Often when the recipient country contracting option is chosen, a third party procurement monitor or procurement advisor is contracted by the donor to assist the recipient country in the selection process of the CEA and ensure that all procedures comply with Canadian government contracting principles. IMF had no previous experience with the recipient country contracting procedures and did not consider a contract with a procurement advisor/monitor to act as an independent monitor of the selection, procurement and payment process to ensure due diligence.
The audit identified a number of incidences where due diligence was lacking with respect to DFAIT's initial funding of $3.8M:
In summary, the Review Team could not assess the appropriateness of the payments made to the CEA during 2001/02 as it was not provided with the relevant supporting documentation from either IMF, the Lebanon government or the CEA. Accordingly, SIX cannot provide assurance that the 2001/02 payments present fairly the eligible costs related to the organization of the Summit as the Department failed to put into place appropriate due diligence practices.
As indicated in the report, IMF had to manage Canada's contribution to the Beirut Summit in emergency mode, since Canada's $4 million contribution was announced barely six months before the Summit was held.
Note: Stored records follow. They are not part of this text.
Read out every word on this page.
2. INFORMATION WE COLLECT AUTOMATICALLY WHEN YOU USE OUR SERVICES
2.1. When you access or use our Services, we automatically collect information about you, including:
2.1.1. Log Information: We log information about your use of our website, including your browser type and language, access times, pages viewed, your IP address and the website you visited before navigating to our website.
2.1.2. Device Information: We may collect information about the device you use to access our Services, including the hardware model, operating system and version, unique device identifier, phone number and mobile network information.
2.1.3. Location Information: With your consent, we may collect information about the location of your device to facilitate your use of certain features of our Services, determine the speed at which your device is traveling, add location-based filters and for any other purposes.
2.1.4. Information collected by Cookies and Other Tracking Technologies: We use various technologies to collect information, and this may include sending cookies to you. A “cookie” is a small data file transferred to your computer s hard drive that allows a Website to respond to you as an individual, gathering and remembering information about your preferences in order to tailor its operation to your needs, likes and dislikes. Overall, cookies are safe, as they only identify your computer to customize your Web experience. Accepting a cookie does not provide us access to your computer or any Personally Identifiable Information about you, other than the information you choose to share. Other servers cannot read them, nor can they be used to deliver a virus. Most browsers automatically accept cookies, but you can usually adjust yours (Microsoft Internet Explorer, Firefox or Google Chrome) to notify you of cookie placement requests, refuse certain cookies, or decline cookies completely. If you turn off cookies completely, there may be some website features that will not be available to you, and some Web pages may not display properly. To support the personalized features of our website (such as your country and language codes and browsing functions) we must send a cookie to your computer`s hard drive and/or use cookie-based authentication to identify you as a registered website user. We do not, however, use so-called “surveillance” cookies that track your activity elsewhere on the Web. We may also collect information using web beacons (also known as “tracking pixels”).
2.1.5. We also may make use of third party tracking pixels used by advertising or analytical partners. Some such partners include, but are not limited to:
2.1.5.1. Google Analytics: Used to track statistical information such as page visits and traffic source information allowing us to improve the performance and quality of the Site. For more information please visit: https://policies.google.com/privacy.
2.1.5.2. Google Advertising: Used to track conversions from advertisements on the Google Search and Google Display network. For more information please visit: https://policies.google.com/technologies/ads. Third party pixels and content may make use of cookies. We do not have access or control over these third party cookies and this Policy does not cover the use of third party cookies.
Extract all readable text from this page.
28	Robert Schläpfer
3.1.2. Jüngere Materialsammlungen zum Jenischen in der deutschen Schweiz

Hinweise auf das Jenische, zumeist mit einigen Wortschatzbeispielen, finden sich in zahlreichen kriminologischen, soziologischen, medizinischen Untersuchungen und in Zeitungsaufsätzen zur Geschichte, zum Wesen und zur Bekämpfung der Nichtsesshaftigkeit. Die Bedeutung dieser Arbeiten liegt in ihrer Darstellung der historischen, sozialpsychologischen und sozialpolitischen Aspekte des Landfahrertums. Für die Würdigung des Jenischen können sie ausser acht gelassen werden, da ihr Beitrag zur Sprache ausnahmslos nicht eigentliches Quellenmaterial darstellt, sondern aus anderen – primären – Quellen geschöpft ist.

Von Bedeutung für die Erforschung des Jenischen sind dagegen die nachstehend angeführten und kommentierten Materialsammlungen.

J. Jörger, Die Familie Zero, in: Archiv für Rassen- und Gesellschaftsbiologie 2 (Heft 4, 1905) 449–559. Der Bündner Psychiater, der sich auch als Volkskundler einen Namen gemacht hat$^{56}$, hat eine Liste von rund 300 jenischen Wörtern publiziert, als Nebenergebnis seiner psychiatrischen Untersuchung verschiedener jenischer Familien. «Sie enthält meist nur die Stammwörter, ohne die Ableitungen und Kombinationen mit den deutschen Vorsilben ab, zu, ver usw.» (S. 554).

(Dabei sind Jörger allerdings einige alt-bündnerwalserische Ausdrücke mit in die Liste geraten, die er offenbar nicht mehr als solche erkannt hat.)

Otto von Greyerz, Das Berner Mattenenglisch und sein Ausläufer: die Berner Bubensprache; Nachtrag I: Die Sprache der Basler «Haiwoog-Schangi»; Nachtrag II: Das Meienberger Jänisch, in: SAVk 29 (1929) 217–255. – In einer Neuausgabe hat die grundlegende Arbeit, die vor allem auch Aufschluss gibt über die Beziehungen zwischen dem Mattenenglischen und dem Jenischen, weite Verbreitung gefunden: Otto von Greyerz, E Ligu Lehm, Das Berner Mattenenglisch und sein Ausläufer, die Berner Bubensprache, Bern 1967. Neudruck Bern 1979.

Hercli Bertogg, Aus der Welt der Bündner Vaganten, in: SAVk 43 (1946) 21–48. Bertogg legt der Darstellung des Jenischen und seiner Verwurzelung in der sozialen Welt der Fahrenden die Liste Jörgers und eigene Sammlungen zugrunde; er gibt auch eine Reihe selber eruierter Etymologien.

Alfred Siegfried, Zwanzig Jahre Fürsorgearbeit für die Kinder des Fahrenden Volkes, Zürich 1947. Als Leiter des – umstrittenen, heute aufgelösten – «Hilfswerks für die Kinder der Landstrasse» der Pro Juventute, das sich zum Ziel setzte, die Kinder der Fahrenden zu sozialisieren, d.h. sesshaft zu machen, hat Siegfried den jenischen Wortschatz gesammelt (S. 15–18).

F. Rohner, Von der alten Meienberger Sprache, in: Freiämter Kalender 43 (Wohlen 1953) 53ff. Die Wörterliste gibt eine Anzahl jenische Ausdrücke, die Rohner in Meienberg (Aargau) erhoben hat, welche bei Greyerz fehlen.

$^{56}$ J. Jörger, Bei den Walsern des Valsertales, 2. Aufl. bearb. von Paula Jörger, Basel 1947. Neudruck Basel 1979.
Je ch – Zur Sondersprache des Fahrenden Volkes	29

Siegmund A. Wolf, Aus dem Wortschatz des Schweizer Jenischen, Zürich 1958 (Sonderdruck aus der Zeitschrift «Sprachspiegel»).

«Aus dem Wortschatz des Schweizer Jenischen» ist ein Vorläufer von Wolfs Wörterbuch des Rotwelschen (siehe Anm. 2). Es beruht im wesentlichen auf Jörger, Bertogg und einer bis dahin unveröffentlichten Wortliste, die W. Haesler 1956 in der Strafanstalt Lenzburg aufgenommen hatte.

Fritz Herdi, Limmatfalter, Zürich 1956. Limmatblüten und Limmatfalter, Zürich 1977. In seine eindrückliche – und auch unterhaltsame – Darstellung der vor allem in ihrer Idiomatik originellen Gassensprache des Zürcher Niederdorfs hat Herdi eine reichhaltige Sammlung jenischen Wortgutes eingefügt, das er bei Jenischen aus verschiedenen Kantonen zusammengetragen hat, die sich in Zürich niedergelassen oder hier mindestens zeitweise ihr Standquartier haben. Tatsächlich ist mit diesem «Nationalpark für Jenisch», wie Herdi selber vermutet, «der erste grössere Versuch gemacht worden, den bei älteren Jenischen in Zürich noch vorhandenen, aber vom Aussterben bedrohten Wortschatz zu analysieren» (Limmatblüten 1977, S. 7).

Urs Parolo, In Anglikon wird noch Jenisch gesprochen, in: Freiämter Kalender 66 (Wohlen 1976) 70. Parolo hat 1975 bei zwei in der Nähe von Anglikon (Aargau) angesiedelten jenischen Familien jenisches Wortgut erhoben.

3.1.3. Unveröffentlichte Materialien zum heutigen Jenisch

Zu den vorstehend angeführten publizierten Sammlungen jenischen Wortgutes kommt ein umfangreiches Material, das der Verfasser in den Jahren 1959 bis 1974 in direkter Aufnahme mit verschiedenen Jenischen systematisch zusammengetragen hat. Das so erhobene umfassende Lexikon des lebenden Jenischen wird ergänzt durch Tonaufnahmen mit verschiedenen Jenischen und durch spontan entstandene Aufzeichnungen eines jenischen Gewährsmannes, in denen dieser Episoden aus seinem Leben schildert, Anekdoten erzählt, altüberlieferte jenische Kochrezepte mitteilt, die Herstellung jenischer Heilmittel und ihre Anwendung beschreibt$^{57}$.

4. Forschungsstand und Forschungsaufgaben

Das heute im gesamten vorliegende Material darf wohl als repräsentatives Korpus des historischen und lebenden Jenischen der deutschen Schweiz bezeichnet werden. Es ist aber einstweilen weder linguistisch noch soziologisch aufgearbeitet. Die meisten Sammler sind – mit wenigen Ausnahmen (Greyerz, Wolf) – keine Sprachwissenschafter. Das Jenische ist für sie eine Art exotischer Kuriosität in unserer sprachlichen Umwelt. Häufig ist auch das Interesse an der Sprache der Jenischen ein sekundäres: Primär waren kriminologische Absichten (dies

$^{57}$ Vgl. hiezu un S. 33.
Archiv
Under the circumstances, CIDA, which normally managed the contribution, preferred to transfer this responsibility to DFAIT. The events of September 11, 2001 led to the postponement of the Summit, which added to the complexity of managing this contribution.
IMF recognizes that an inconsistency between the memorandum of understanding signed with Lebanon stipulating that vouchers be made available to Canada in connection with the use of the funds, and the turnkey contract signed by Lebanon with the CEA-lump sum, definite and firm-made review of such vouchers impossible without the consent of the CEA.
SMFS should periodically challenge the adequacy of the Section 34 process as it pertains to unconventional contribution agreements.
Since the subject contribution agreement, the Department's Centre of Expertise (CoE) for Grants and Contributions is fully operational. The CoE offers an advisory, reviewing and approval service to those programs that wish to participate. Most program managers are utilizing this new service and the results to date are very encouraging with the identification and prevention of potential problems prior to their occurrence. The recommendation will be expanded to ensure that program managers are aware of their responsibilities under Section 34 of the FAA with regard to non-conventional non-assessed transfer payments.
The SMFS audit of the payment requisition will ensure that the CoE's recommendations are reflected in the resulting agreements and payments to non-conventional non-assessed transfer payments.